Does anyone know if there is a minimum age requirement for the FM2 Rentista visa? I keep reading that it is a retiree visa but on the INM website, there is no mention of a minimum age.

My husband and I have been living in Mexico for a few years on FM3 and FM2 visas - I have a "cargo de confianza" visa with my company. My husband has his own company developing mobile applications, and he works from home. The plan is to eventually quit my job and work with him on his company full-time. He is paid in USD into his US bank account. The visa category that makes the most sense is the Rentista, since we will be living on income earned outside Mexico. We are in our 30's. Has anyone tried this or know of anyone younger than retirement age on a Rentista visa?


----------



## DNP (May 3, 2011)

gemdomer said:


> Does anyone know if there is a minimum age requirement for the FM2 Rentista visa? I keep reading that it is a retiree visa but on the INM website, there is no mention of a minimum age.
> 
> My husband and I have been living in Mexico for a few years on FM3 and FM2 visas - I have a "cargo de confianza" visa with my company. My husband has his own company developing mobile applications, and he works from home. The plan is to eventually quit my job and work with him on his company full-time. He is paid in USD into his US bank account. The visa category that makes the most sense is the Rentista, since we will be living on income earned outside Mexico. We are in our 30's. Has anyone tried this or know of anyone younger than retirement age on a Rentista visa?

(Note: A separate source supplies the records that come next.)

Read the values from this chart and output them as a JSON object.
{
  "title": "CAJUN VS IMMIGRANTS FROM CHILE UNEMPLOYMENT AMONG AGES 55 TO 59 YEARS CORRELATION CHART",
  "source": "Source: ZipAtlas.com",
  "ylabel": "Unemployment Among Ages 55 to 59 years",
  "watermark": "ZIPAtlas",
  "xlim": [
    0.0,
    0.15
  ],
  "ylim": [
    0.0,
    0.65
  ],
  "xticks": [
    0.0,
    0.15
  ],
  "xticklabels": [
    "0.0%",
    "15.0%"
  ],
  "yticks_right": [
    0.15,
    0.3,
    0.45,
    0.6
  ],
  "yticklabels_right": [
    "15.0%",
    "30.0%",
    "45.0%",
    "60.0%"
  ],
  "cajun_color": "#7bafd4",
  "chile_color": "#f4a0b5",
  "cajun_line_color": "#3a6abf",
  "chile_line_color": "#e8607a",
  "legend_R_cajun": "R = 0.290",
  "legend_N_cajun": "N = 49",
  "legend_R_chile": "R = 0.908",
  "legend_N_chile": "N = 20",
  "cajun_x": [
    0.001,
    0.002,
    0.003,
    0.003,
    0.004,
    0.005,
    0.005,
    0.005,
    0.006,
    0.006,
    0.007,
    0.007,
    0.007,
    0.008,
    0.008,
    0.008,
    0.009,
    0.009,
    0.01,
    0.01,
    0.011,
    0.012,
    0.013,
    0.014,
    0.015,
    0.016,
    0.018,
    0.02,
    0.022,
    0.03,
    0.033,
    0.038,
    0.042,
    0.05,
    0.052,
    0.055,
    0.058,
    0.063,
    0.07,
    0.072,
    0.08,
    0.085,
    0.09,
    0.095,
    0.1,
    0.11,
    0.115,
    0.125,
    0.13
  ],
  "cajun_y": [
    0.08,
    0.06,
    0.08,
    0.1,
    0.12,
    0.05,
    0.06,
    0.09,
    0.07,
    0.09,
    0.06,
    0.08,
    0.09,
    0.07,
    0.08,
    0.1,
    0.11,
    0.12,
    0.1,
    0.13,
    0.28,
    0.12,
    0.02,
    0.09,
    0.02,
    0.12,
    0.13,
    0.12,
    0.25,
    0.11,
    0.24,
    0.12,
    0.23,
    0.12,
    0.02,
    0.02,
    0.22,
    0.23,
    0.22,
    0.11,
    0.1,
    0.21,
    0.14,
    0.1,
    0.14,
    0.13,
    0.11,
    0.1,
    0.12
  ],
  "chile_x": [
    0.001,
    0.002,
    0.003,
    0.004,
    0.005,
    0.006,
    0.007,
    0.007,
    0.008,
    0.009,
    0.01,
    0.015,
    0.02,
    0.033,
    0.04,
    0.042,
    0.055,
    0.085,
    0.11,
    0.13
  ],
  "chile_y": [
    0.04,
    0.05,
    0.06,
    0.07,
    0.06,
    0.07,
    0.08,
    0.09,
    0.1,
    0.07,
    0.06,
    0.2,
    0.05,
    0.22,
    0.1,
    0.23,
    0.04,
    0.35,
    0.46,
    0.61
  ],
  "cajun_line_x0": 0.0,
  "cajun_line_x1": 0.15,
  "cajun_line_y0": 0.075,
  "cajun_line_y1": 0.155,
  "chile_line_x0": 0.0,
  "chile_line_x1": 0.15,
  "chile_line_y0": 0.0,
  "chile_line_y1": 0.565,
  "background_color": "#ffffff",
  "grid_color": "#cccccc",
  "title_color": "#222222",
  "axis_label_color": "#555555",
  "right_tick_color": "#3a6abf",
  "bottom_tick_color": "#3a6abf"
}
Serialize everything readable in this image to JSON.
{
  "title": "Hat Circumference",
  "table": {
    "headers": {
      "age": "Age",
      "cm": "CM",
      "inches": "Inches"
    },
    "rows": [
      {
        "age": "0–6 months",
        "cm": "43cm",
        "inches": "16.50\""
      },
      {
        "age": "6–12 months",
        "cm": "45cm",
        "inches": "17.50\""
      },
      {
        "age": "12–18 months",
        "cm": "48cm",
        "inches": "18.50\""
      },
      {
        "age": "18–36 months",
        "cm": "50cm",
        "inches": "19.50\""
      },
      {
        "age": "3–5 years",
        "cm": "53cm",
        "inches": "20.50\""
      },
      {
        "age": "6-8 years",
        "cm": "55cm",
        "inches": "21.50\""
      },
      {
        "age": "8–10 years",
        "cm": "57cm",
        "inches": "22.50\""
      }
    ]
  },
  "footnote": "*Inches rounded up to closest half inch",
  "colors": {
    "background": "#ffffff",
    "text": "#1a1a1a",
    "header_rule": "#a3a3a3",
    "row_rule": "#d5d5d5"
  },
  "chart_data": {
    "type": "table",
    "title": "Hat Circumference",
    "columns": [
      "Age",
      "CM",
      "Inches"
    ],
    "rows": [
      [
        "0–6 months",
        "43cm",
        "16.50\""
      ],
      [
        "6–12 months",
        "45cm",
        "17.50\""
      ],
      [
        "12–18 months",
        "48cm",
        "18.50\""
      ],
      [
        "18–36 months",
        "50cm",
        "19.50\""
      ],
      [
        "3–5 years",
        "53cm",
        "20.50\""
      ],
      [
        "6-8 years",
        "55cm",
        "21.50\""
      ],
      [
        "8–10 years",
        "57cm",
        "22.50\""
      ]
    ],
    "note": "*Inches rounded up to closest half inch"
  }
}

I think of a retiree as someone who has chosen not work any more and isn't simply unemployed. These people aren't dependents either, children, for example. I also think of retirees who are able to live off of their own resources, without being a burden on their families or friends.

Within these parameters, there's probably no age requirement for visa purposes.

I'm sure there's more, but I don't see an age requirement for retirees either.

If you need, and choose to work, in my mind you're not a retiree yet.

Anybody else?

WashDC/SMA


----------



## TundraGreen (Jul 15, 2010)

gemdomer said:


> Does anyone know if there is a minimum age requirement for the FM2 Rentista visa? I keep reading that it is a retiree visa but on the INM website, there is no mention of a minimum age.
> 
> My husband and I have been living in Mexico for a few years on FM3 and FM2 visas - I have a "cargo de confianza" visa with my company. My husband has his own company developing mobile applications, and he works from home. The plan is to eventually quit my job and work with him on his company full-time. He is paid in USD into his US bank account. The visa category that makes the most sense is the Rentista, since we will be living on income earned outside Mexico. We are in our 30's. Has anyone tried this or know of anyone younger than retirement age on a Rentista visa?


They don't ask for a birth certificate, just proof of income. You should not have any trouble, but the final answer would have to come from Migracion.


----------



## RVGRINGO (May 16, 2007)

The new rules and procedures are still a month or two away, so you may have to wait to know the details.
In any event, you both must have permission to work in Mexico, as you know. Since your husband had an FM2, I'll assume that he now has an 'Inmigrante lucrativa' visa from INM. As such, he will be able to get 'Residente permanente', if he has held these types for some four or five years. Under the new rules, it appears that you would then be eligible for the same status, as his wife. The 'Residente permanente' includes the right to work and frees you from further INM renewals and fees.
Things to think about.


----------